Create a Sustainable Company

Many companies are feeling better or even good these days about their business outlook.

Share

Many companies are feeling better or even good these days about their business outlook. At a recent trade show, there were thousands of companies present with large displays and a renewed focus on business growth. The attendees were upbeat and positive and primarily there on a mission to buy new equipment and become better at what they do.

Although everyone was upbeat and realizing it is time to invest in the future, the conversations often turned to systems and processes necessary for sustainability and growth. People were asking, “Beyond investment in technology, what additional key elements of the business model are needed?”
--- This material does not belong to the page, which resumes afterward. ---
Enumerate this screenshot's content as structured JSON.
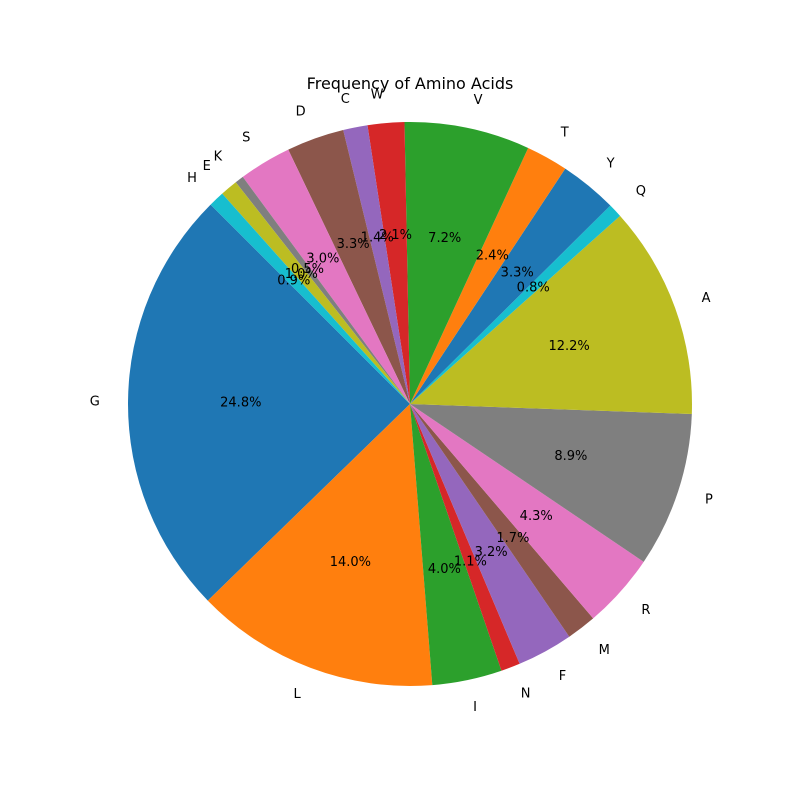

When assessing a business, Harbour Results looks for sustainability through synchronicity of the following five critical factors:

  • Data and information: Accurate and readily available data to drive decisions
  • Operational excellence: Continuous improvement culture with sound business systems driving throughput
  • Technology and training: Utilization of industry specific know how to drive quality, cost and delivery
  • Material: Supply chain management from material specification through conversion and recyclability
  • Equipment & Tooling: Closed loop system of design, specify, acquire, maintain and disposal of production assets

There is no single answer to sustainability, however, these five critical areas are the foundation for success. The challenge is “putting it all together” into one agile and sustainable business model.

In the next series of articles, the team at Harbour will drill deep into each of these critical factors to share best practices and tactics to help businesses better understand what will drive sustainability in these areas.

Let’s begin with “data and information.” How many companies have good data to make sound business decisions on a daily basis? Does your company have monthly metrics reporting? Are they lagging indicators? Is your team frustrated that problems were not caught earlier?

These are the statements that most of the companies we visit tell us about their data and information. The best companies in the world are able to determine, as they walk through their facility, whether or not they have made money that day.

Good data and information starts with your IT or ERP system. There are many companies on the market working to sell their systems to manufacturing companies. Many people are not sure which is best or how it will change their business. The truth is that many of them are very good systems.

The problem is not usually the system, but the accuracy and use of the raw data. When systems are launched, companies often ingrain current weak systems into the new providers software by either having them modify the code or create “work arounds” to the system. These problems combined tend to lead to the company being just as frustrated after installation as they were before and worse yet, the pain of installations causes new problems and headaches.

The companies that have done the best with new systems or even optimizing current systems are those that stepped back from the task of implementation and first looked at functional requirement for optimization. They use either current continuous improvement staffs or outside operations advisors to determine what the ,company should measure and how to optimize it before system install. They then work with the IT implementation team to write a functional spec that works for their business rather than simply installing the standard system.

To make sound business decisions you need to have accurate information on a daily basis. Your system should provide realtime operational metrics (daily production, scrap and downtime), management metrics (throughput, utilization, on-time delivery) and financial metrics (profitability by job cash flow, balance sheet).

Without data, companies tend to focus and prioritize their improvement efforts by hearsay and tribal knowledge. The other four critical elements cannot be optimized without readily available accurate data.